Hi,
Long-time reader first-time poster. I’m trying to reproduce the categorical data model found in the paper below; the Stan code can all be found in the appendix.
http://sethrf.com/files/fast-hierarchical-GPs.pdf
I’ve copied the model pretty much verbatim, I only cleaned up some deprecated syntax. My error on sampling is;
Rejecting initial value:
Error evaluating the log probability at the initial value.
Exception: lkj_corr_lpdf: y is not positive definite.
This repeats for 100 attempts until it errors out. I understand why a correlation matrix needs to be positive-def but don’t understand why it fails to initialize properly here.
Full Stan Code:
functions {
// return (A \otimes B) v where:
// A is n1 x n1, B = n2 x n2, V = n2 x n1 = reshape(v,n2,n1)
matrix kron_mvprod(matrix A, matrix B, matrix V) {
return transpose(A * transpose(B * V));
}
// A is a length n1 vector, B is a length n2 vector.
// Treating them as diagonal matrices, this calculates:
// v = (A \otimes B + sigma2)ˆ{-1}
// and returns the n1 x n2 matrix V = reshape(v,n1,n2)
matrix calculate_eigenvalues(vector A, vector B, int n1, int n2, real sigma2) {
matrix[n1,n2] e;
for(i in 1:n1) {
for(j in 1:n2) {
e[i,j] = (A[i] * B[j] + sigma2);
} }
return(e); }
}
data {
int<lower=1> n1;
int<lower=1> n2; // categories for learning cross-type correlations
vector[n2] x1; // observation locations (e.g. timestamps)

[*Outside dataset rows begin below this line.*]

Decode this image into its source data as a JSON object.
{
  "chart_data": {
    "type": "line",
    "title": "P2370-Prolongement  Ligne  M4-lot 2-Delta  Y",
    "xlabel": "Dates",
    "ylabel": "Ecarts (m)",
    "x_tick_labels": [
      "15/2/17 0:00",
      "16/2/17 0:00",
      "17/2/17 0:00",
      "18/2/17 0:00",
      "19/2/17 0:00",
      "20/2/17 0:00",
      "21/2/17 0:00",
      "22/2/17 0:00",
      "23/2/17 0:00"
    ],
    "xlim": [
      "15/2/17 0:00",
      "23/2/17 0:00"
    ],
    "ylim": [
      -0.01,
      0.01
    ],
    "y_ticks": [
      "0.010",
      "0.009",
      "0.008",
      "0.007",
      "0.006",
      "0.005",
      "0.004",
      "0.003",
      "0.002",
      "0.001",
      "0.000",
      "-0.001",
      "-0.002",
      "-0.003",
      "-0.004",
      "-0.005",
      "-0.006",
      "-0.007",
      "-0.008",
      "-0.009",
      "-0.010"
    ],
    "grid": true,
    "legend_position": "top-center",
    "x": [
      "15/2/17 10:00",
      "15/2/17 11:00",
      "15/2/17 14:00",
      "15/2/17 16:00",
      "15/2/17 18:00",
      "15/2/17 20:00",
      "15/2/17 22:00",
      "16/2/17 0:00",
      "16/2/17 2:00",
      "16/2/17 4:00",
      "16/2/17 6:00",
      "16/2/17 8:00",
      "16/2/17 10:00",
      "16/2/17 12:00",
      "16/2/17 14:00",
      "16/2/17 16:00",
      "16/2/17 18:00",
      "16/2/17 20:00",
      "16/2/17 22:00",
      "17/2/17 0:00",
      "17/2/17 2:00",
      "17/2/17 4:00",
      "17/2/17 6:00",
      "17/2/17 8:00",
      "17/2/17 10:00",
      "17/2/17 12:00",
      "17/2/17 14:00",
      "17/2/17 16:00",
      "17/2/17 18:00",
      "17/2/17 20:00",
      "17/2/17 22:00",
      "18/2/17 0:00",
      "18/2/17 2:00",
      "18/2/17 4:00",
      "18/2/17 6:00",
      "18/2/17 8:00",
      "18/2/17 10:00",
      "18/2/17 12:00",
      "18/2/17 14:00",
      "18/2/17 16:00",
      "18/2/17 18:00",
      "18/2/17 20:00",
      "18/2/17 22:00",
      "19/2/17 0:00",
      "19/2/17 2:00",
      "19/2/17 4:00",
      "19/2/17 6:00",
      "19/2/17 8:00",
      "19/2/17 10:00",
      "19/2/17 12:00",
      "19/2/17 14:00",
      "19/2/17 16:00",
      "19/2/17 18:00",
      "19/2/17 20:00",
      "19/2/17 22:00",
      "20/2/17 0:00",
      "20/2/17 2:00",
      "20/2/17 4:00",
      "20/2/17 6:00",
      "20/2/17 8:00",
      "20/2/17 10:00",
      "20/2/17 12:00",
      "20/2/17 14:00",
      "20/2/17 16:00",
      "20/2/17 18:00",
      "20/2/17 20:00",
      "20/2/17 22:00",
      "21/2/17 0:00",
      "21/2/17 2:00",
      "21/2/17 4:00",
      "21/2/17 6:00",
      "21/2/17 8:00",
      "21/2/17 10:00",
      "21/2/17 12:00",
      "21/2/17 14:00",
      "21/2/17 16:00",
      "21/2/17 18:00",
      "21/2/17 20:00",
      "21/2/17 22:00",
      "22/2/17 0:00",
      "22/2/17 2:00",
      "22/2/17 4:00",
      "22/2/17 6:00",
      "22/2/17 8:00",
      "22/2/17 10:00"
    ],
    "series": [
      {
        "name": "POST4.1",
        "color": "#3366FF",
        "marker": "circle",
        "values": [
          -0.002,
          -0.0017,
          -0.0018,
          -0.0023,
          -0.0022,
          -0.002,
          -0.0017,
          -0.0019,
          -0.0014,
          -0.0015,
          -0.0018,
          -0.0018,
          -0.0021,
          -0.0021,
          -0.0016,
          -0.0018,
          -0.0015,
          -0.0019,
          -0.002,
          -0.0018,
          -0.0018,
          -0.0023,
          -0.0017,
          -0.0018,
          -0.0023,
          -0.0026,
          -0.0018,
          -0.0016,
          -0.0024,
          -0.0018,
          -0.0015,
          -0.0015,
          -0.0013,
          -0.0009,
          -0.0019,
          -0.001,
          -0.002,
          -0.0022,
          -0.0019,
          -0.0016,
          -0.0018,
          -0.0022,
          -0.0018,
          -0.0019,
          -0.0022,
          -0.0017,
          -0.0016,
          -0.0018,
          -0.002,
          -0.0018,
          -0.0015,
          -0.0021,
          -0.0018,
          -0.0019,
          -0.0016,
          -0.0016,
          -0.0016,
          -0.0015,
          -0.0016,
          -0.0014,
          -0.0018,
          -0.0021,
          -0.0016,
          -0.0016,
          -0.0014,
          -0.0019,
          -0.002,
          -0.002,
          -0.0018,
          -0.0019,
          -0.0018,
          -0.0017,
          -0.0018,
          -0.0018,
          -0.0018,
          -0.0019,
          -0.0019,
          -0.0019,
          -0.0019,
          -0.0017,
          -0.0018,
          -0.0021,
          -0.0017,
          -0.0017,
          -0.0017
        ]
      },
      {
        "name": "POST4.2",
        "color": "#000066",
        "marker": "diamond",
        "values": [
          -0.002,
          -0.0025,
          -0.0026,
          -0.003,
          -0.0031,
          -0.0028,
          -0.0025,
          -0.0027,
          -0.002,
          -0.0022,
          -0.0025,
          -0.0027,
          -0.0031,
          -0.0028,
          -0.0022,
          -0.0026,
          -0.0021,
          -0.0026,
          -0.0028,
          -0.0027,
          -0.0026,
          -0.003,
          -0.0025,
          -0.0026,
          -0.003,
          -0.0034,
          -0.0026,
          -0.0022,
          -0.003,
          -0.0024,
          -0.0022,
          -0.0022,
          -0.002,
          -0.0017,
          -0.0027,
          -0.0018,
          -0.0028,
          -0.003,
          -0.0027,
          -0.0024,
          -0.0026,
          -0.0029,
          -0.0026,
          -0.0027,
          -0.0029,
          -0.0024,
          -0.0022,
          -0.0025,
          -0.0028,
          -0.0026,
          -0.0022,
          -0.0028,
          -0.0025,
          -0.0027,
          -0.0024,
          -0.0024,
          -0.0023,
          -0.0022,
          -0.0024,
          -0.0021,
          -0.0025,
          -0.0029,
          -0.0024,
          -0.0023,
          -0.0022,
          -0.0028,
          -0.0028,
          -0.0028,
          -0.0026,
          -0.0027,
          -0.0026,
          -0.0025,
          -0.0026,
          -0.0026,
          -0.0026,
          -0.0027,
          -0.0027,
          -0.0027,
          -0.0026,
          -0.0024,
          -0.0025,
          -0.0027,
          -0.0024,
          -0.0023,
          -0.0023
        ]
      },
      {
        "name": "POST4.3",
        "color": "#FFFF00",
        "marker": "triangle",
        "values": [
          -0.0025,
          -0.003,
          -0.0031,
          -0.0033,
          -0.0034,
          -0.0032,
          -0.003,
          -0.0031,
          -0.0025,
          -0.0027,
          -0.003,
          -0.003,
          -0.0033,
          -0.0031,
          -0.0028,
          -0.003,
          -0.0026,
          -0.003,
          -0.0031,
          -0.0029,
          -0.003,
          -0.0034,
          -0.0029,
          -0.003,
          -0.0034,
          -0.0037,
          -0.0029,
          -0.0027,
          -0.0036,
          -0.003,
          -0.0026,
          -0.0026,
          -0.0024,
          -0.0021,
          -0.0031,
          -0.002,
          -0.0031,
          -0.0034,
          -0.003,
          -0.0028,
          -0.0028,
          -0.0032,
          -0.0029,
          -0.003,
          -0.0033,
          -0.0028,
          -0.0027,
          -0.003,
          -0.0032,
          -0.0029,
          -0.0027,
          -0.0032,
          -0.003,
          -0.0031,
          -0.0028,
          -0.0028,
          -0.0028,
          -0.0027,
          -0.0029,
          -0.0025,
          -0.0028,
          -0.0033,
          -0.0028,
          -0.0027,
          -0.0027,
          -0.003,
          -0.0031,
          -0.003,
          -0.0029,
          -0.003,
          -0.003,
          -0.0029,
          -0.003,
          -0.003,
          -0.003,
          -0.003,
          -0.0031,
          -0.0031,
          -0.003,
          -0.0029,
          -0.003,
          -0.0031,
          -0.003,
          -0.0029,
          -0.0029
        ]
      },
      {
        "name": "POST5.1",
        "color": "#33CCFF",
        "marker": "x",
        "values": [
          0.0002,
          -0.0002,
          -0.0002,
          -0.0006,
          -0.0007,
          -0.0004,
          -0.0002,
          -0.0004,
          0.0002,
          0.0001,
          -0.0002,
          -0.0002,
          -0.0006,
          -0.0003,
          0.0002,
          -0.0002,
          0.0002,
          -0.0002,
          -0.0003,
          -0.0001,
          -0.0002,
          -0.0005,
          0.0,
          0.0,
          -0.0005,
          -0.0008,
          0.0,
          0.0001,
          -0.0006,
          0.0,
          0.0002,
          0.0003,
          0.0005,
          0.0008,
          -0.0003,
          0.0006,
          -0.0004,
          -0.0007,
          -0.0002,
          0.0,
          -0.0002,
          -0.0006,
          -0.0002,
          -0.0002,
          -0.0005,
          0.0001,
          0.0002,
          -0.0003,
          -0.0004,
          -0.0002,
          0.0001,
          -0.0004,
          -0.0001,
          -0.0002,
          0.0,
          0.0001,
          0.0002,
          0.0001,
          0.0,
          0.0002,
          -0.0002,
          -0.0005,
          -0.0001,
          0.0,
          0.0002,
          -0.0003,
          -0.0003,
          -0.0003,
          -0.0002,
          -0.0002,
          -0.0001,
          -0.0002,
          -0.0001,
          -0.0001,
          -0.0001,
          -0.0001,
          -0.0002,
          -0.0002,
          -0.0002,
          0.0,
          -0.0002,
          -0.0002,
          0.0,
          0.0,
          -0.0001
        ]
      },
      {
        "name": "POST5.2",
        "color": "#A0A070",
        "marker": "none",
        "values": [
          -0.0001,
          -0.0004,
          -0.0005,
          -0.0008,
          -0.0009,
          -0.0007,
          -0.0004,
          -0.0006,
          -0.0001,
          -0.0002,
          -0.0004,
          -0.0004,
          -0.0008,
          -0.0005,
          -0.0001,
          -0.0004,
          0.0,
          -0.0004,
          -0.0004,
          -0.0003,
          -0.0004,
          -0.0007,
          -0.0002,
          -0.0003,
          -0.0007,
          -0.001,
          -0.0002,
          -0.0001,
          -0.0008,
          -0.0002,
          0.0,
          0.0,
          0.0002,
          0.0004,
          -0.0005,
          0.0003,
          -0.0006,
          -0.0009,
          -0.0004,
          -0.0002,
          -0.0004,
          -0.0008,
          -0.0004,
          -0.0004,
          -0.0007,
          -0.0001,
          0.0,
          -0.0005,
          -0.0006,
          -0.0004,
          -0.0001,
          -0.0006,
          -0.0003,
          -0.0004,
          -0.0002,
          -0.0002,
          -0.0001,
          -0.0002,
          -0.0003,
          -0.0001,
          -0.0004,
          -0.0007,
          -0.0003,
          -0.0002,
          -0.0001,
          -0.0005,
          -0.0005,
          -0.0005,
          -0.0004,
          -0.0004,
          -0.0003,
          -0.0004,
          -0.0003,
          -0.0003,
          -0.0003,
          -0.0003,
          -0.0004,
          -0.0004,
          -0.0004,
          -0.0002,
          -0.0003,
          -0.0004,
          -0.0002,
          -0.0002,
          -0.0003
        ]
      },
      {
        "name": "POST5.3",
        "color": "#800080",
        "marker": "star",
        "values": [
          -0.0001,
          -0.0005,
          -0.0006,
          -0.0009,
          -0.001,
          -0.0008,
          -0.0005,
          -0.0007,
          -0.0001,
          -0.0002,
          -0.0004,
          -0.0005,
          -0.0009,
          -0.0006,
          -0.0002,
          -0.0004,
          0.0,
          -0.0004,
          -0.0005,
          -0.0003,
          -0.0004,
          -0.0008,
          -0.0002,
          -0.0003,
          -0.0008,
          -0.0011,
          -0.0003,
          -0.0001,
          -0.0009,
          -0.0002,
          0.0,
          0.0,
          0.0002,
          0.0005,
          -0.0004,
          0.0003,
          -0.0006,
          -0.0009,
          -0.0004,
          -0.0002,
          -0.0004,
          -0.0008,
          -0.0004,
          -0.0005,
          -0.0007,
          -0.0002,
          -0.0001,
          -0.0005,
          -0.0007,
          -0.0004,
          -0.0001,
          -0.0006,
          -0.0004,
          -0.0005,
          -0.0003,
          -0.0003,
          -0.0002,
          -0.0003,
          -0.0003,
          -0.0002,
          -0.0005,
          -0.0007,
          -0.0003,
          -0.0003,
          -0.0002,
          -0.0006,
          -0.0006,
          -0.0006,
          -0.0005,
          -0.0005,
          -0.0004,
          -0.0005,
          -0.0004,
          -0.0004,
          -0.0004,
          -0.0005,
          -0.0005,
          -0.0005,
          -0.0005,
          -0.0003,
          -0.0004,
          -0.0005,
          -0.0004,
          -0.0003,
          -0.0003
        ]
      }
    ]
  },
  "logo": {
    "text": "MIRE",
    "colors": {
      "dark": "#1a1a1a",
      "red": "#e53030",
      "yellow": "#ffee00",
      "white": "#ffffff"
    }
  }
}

matrix[n2,n1] y; // NB: this should be reshape(y, n2, n1),
}
transformed data {
matrix[n1, n1] xd;
vector[2] one;
// where y corresponds to expand.grid(x2,x1). // To double-check, make sure that y[i,j] is // the observation from category x2[i]
// at location x1[j]
one[1] = 1;
one[2] = 1;
for (i in 1:n1) {
xd[i, i] = 0;
for (j in (i+1):n1) {
xd[i, j] = -((x1[i]-x1[j]) ^ 2);
xd[j, i] = xd[i, j];
}
}
}
parameters {
real<lower=0> var1; // signal variance
real<lower=0> bw1; // this is equivalent to 1/sqrt(length-scale)
corr_matrix[n2] L;
real<lower=0.00001> sigma1;
}
model {
matrix[n1, n1] Sigma1;
matrix[n1, n1] Q1;
vector[n1] R1;
matrix[n2, n2] Q2;
vector[n2] R2;
matrix[n2,n1] eigenvalues;
Sigma1 = var1 * exp(xd * bw1);
for(i in 1:n1)
Sigma1[i,i] = Sigma1[i,i] + .00001;
L ~ lkj_corr(2);
Q1 = eigenvectors_sym(Sigma1);
R1 = eigenvalues_sym(Sigma1);
Q2 = eigenvectors_sym(L);
R2 = eigenvalues_sym(L);
eigenvalues = calculate_eigenvalues(R2,R1,n2,n1,sigma1);
var1 ~ lognormal(0,1);
bw1 ~ cauchy(0,2.5);
sigma1 ~ lognormal(0,1);
target +=
-0.5 * sum(y .* kron_mvprod(Q1,Q2, // calculates -0.5 * y’ (K1 \otimes K2) y
kron_mvprod(transpose(Q1),transpose(Q2),y) ./ eigenvalues))
-0.5 * sum(log(eigenvalues)); // calculates logdet(K1 \otimes K2)
}
R Code to generate data (also from referenced paper)
library(kernlab)
eps = 1e-8
n = 200
space = seq(-2,2,length.out=n)
time = space
K1 = kernelMatrix(rbfdot(4), as.matrix(space))
K2 = kernelMatrix(rbfdot(1), as.matrix(time))
L1 = chol(K1 + eps * diag(n))
L2 = chol(K2 + eps * diag(n))
v = rnorm(n*n)
y = as.numeric(matrix(t(t(L2) %*% matrix(t(t(L1) %*% matrix(v,n,n)),n,n)),n*n,1))
y = y + rnorm(n*n,sd=.1) # Add spherical noise
y = matrix(as.numeric(y), ncol = n, byrow = FALSE) ## NOT in original R code, but the Stan code expects an n2 x n1 matrix, as noted in the Stan data block.
data = list(n1=length(space),n2=length(time), x1=space, x2=time, y=y)
Thanks,
Simon